The Grand East

The Grand East is on its way to renewed glory. They call it the resurrection of an almost entirely revamped band, breathing new life into their musical light. No longer bound by the rigid 'rules' of the music they used to follow, they now instead embrace whatever they themselves find intriguing, engaging and challenging.

The band built their own studio, hidden deep in the woods of Twente. They took a radical turn in their creative process, writing without a set goal in mind and just letting the music flow, without any restrictions. This new approach brought about a broad shift in their musical tastes, simply by doing what they love. The result? A bold step into the unknown, unafraid to experiment, even with elements like autotune in their songs, a choice that brought them a new wave of energy and insight.

In this new album, the band explores themes that reflect what the world is struggling with today: the times we live in, the effects of social media and the "fakeness" of the online world. This musical journey allows them to make sense of these modern dilemmas, explore them and express them in their unique sound. But that's not all; they have also set their sights on their live shows. The songs are written in such a way that they offer an explosive and immersive experience to their fans live.

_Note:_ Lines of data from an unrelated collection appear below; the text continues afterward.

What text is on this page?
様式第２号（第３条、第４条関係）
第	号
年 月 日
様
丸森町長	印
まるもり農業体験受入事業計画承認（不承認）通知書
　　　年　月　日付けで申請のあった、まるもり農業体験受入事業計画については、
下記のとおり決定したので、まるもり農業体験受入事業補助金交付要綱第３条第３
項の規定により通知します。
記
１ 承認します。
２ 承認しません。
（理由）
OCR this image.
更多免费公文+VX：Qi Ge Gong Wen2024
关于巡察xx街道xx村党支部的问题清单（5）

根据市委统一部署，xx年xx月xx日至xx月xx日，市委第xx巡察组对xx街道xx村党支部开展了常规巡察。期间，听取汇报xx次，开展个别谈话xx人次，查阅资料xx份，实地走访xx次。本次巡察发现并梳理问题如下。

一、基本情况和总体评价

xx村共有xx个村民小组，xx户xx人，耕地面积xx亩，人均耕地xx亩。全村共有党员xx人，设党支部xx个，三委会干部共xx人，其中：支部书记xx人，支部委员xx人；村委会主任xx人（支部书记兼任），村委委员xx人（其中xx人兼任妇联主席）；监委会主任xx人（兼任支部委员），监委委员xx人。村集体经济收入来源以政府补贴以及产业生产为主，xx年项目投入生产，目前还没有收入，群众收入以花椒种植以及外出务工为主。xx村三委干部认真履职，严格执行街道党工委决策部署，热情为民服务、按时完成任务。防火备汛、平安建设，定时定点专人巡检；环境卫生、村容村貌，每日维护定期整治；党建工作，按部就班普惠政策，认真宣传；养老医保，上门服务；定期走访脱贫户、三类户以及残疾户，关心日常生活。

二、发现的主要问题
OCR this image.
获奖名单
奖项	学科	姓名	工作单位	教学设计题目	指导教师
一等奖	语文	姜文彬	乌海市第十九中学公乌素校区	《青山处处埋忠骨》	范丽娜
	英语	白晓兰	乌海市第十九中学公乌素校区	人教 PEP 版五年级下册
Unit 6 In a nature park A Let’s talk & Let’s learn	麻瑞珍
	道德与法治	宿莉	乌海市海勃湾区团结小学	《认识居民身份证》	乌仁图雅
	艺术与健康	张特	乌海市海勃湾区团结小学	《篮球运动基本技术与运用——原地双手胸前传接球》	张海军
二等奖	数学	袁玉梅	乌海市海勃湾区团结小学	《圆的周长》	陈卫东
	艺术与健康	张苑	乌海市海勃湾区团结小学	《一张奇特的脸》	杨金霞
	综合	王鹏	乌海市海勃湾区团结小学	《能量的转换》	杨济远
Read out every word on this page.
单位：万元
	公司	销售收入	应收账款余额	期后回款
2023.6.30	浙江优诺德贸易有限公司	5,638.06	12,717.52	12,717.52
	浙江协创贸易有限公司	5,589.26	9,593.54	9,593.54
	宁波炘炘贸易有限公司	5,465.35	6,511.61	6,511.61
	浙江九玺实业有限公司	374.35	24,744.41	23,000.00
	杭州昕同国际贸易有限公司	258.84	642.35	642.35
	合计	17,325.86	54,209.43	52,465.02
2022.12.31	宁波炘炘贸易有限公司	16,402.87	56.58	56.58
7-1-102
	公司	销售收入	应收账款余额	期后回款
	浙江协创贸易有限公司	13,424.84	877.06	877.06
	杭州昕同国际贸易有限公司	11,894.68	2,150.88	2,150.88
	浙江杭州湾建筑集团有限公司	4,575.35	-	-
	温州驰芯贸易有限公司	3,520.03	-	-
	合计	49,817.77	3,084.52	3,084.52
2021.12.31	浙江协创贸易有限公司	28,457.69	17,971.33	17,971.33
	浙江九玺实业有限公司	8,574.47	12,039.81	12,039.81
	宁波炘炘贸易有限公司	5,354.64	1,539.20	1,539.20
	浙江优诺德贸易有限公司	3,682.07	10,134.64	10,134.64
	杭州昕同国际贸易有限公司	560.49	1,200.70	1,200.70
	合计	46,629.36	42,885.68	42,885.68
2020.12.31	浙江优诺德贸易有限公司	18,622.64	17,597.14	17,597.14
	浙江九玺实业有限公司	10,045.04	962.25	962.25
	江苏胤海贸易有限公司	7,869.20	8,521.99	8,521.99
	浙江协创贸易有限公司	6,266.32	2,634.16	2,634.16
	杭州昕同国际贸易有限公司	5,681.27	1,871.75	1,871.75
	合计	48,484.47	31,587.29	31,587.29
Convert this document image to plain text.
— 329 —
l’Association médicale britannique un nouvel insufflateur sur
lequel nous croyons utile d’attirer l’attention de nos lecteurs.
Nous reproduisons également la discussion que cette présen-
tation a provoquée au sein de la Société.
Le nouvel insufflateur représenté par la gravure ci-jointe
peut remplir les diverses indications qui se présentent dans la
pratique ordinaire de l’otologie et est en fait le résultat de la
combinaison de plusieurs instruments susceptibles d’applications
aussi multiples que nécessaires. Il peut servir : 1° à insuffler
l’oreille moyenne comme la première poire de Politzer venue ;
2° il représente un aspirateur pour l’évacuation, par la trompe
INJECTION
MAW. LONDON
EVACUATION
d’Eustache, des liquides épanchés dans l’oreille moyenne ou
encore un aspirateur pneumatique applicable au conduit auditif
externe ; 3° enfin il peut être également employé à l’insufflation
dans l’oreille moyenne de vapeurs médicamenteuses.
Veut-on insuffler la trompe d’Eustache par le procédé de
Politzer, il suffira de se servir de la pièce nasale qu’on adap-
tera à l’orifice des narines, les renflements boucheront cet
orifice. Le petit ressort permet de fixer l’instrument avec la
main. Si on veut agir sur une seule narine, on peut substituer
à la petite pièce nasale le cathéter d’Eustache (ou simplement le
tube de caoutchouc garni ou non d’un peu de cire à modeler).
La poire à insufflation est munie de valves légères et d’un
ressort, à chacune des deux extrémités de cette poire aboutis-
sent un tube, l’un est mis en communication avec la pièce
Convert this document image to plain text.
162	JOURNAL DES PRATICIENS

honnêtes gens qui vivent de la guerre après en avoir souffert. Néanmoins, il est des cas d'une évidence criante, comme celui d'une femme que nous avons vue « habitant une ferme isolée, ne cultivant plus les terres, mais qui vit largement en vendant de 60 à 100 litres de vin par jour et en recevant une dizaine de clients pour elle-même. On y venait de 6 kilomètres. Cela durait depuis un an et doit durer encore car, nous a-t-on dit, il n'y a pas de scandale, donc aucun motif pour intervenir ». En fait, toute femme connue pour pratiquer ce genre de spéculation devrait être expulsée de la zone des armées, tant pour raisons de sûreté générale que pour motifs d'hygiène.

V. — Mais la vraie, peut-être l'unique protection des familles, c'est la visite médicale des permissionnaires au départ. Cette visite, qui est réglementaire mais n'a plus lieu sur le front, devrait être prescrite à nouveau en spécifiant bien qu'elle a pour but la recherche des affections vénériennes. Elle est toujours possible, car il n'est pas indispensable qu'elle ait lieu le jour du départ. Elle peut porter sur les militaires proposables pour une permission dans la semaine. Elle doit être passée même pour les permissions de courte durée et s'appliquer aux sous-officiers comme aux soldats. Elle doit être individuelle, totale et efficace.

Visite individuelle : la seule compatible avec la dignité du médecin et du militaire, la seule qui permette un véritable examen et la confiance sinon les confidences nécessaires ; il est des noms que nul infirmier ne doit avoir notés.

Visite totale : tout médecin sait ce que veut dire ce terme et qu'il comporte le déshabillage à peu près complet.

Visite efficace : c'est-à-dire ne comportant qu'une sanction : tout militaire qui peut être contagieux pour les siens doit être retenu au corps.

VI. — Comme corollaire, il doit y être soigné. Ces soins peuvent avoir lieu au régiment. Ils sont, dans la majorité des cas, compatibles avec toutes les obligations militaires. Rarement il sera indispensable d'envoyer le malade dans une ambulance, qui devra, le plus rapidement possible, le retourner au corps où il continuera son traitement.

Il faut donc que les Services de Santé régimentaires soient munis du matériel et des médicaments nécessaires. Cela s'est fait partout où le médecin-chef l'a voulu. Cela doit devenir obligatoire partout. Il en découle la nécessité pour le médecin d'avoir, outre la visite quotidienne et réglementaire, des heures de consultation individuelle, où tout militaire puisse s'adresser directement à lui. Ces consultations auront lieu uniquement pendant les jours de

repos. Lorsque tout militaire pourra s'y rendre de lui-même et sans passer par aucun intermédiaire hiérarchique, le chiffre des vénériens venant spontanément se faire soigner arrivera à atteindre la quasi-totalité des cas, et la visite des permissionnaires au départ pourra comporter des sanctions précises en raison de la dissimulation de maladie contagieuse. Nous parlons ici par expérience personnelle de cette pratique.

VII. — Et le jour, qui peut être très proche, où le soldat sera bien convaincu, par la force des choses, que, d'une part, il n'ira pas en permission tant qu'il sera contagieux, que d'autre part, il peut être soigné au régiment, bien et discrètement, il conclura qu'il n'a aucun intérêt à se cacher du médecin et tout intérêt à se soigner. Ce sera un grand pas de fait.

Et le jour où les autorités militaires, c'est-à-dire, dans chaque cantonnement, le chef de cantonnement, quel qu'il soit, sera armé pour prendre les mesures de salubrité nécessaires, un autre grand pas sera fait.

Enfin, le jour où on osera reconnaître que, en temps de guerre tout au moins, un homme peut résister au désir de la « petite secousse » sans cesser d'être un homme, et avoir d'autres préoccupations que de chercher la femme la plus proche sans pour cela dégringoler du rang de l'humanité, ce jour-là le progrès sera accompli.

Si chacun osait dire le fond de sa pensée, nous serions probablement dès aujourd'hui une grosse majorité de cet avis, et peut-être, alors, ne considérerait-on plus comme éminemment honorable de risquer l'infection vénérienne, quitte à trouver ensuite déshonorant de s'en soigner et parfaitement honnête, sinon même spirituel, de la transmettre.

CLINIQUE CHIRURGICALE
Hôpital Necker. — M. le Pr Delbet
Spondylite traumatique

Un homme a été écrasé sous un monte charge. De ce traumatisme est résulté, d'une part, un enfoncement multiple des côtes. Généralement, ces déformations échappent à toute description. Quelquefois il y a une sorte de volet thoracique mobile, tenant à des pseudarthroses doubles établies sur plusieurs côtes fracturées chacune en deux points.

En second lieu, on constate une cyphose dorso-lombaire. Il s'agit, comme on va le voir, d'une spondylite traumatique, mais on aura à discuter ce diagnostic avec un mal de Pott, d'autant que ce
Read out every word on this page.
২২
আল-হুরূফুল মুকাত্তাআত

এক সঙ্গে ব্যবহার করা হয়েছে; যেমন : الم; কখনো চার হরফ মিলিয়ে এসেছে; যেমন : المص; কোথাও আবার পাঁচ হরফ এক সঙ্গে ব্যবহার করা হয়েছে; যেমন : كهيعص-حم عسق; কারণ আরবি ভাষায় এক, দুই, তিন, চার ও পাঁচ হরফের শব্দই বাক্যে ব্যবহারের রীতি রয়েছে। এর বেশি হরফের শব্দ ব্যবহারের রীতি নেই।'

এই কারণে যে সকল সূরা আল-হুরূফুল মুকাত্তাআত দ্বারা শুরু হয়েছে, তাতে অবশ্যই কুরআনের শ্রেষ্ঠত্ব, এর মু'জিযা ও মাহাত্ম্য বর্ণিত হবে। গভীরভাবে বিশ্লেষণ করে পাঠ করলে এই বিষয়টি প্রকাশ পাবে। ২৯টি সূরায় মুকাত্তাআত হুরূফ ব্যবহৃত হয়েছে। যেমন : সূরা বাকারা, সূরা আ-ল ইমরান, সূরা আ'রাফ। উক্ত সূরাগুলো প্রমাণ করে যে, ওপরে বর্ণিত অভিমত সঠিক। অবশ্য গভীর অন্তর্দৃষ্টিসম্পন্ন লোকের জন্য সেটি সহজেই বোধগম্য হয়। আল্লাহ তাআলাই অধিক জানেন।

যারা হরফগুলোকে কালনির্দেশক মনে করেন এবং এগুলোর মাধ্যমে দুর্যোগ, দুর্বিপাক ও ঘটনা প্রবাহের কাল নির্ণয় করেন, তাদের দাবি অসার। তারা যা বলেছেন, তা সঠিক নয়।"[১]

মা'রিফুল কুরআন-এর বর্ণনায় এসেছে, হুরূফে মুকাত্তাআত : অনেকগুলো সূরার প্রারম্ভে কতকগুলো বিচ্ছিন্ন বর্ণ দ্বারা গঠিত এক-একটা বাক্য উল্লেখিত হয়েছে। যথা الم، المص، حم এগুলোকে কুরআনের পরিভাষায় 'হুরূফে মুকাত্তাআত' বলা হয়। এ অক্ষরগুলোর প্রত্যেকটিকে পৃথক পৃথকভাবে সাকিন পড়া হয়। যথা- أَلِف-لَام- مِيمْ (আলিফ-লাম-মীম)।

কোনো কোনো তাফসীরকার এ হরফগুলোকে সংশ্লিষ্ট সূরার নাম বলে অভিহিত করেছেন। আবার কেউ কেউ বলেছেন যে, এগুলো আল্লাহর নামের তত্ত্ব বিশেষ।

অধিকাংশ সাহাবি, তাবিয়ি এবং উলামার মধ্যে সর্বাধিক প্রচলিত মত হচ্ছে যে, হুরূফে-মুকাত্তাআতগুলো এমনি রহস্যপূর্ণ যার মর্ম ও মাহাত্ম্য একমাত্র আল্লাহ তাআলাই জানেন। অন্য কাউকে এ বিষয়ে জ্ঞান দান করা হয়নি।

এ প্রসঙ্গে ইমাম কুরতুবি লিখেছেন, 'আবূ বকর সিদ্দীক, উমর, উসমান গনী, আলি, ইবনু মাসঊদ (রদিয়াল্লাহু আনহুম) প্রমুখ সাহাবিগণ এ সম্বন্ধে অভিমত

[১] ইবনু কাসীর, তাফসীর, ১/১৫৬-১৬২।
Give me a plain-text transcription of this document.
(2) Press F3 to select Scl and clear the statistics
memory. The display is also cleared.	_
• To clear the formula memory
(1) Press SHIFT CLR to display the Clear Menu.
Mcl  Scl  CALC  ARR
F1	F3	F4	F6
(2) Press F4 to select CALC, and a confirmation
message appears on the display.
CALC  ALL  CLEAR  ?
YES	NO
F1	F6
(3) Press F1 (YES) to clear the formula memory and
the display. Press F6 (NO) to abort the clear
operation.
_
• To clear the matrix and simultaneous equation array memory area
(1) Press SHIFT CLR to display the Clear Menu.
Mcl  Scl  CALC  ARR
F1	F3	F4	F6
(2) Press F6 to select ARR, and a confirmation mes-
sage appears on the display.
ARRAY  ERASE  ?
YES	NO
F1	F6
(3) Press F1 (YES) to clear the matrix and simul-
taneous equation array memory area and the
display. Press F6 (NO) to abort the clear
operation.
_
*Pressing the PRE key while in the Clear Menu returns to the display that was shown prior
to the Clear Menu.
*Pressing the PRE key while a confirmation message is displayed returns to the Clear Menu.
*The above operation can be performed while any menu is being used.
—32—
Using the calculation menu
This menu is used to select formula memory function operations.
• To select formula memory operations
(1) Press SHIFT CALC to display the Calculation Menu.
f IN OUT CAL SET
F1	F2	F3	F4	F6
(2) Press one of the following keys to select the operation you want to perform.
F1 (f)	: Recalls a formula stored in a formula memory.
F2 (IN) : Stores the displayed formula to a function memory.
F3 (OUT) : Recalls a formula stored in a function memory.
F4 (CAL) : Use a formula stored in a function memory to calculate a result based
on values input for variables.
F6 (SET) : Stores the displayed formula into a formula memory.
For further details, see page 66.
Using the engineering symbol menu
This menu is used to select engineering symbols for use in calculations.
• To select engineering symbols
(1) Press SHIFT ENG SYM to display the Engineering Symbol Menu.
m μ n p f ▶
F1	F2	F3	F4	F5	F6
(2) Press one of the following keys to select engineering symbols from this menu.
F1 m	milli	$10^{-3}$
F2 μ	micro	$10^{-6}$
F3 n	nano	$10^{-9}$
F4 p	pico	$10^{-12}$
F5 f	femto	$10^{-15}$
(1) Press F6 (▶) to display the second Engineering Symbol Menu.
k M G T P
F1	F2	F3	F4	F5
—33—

The recording of the first songs took place with Pablo van der Poel, known from DeWolff. Although they learned a lot from him, the band was convinced they were also capable of putting their own stamp on the album. The Grand East was mainly known in the roots/blues scene, and although they loved this, they wanted to deviate from the musical conventions associated with it. It might be surprising to fans of the band, known for their 60s/70s roots & blues music, but it is precisely this unexpected element that makes it exciting. "The Beatles were also inspired by blues, but were extremely progressive in adding their own elements." Music from the 60s was much freer than bands trying to emulate the music of that era.
The Grand East is not worried about whether this new sound will suit their traditional fans. "We would rather be at the forefront than somewhere in the back carriage of the train," he says. They want to be ahead of the times and break new ground.

The band itself still enjoys listening to the album. It is new, refreshing and something they themselves have never heard anywhere else.